LTD/Gorilla Photographie ; Sylvia Galmot

Sophie Iborra

Rencontre avec l'ancienne ministre Muriel Pénicaud.
LTD/Gorilla Photographie ; Sylvia Galmot
Pluriel, c'est probablement l'adjectif qui définit le mieux tant le parcours que la personnalité de cette ancienne ministre, dirigeante, activiste, féministe et artiste. Depuis quarante ans, Muriel Pénicaud voyage d'un monde à l'autre et construit des ponts entre tout ce qui semble s'opposer. Avec un besoin vital de se confronter au réel tout en revendiquant une sensibilité artistique à fleur de peau, elle n'est pas à un paradoxe près. « Mon côté yin, c'est la poésie et le contemplatif, et mon côté yang, c'est la transformation par l'action, le concret, les solutions. »

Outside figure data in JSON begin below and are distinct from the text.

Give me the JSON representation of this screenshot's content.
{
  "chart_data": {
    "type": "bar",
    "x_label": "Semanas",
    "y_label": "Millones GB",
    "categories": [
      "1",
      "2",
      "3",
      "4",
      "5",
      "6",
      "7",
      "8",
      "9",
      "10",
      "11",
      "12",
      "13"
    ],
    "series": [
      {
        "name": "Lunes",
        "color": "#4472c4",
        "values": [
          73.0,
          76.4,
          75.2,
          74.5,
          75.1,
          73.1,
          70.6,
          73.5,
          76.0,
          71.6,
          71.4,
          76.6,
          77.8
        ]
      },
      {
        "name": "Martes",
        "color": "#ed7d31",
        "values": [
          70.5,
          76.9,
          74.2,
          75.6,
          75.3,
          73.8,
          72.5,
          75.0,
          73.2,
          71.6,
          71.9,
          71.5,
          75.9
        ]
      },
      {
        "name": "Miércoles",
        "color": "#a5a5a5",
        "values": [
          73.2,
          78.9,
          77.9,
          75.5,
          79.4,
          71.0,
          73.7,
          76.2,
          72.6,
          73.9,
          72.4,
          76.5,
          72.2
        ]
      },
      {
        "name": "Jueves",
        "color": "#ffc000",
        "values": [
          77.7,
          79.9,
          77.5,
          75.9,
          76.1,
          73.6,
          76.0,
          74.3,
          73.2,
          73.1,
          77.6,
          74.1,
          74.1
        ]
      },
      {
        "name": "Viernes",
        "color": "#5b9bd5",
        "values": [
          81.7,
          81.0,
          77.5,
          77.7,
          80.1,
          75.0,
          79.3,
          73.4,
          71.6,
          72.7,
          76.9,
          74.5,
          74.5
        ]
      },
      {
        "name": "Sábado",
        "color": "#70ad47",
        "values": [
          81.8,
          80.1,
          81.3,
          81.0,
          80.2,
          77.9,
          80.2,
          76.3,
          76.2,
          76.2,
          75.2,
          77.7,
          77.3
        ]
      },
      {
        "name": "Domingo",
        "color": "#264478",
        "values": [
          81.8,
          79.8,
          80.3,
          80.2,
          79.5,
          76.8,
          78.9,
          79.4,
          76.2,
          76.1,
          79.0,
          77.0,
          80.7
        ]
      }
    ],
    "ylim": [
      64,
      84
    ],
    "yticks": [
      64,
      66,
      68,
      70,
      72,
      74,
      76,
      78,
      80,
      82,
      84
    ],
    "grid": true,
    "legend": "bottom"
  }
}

À 10 ans, quand elle se voit en cheffe d'orchestre dans une rédaction, sa professeure de français sanctionne son imagination débordante. Hors sujet ! les femmes ne peuvent pas exercer ce métier. Circulez, il n'y a rien à voir ni à rêver. Ce jour-là, la jeune Muriel se fit une promesse, celle de ne jamais se laisser imposer ses choix. Alors, quand elle décide de s'émanciper de son milieu bourgeois, c'est pour entrer dans une carrière au service de son obsession : la justice sociale. « Mon accomplissement, c'est de pouvoir faire ensemble pour changer la vie de celles et ceux qui en ont le plus besoin. »

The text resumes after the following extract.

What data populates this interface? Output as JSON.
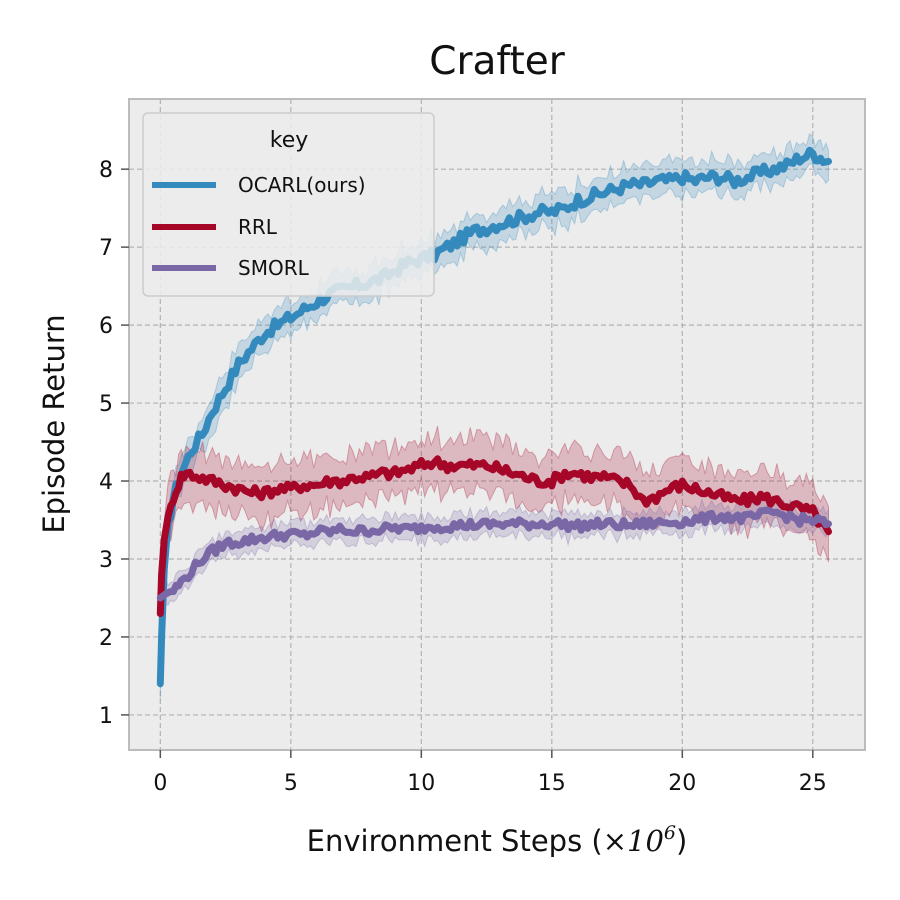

Des cabinets ministériels (elle sera conseillère formation de Martine Aubry en 1991) aux couloirs des administrations territoriales, des salles de comité de direction de grands groupes comme Dassault Systèmes jusqu'aux assemblées générales d'associations, ce que veut la sexagénaire, c'est contribuer à changer la donne. « J'aime vivre plusieurs vies en une, revendique-t-elle. je ne supporte pas d'être enfermée dans une case. »
Cette diplômée d'histoire, de sciences de l'éducation et de psychologie clinique commence sa carrière dans les services publics à 21 ans. Deux ans plus tard, elle est la plus jeune administratrice territoriale de France. Enfance, insertion pour la jeunesse et formation sont ses sujets de prédilection, avec déjà la volonté de concilier art du dialogue et action rapide, performance économique et justice sociale. C'est précisément cette culture du « en même temps » si chère à Emmanuel Macron qui la décidera à accepter d'entrer dans le gouvernement d'Édouard Philippe comme ministre du Travail en 2017.

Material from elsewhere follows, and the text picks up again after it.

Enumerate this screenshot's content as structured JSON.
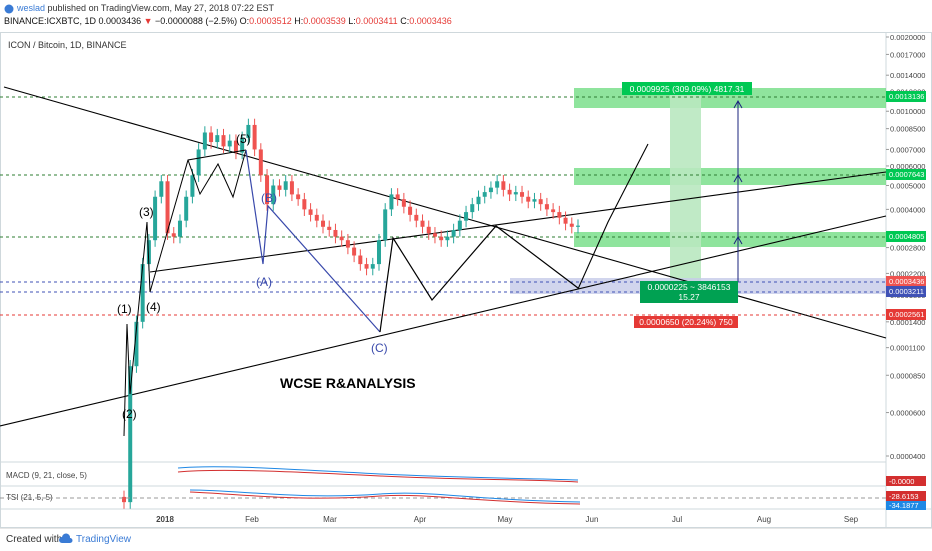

Naviguant tout au long de sa carrière entre public et privé, Muriel Pénicaud impose partout une vision engagée de l'action. Elle lance chez Danone l'une des toutes premières initiatives sur le leadership féminin, le programme EVE. Première femme à entrer au comex de l'industriel mondial français, elle dit avoir reçu un « mandat » des autres femmes de l'entreprise, qui lui demandent d'agir pour leur juste place au sein des instances dirigeantes du groupe : « Je suis de la génération où on était les premières et les seules. »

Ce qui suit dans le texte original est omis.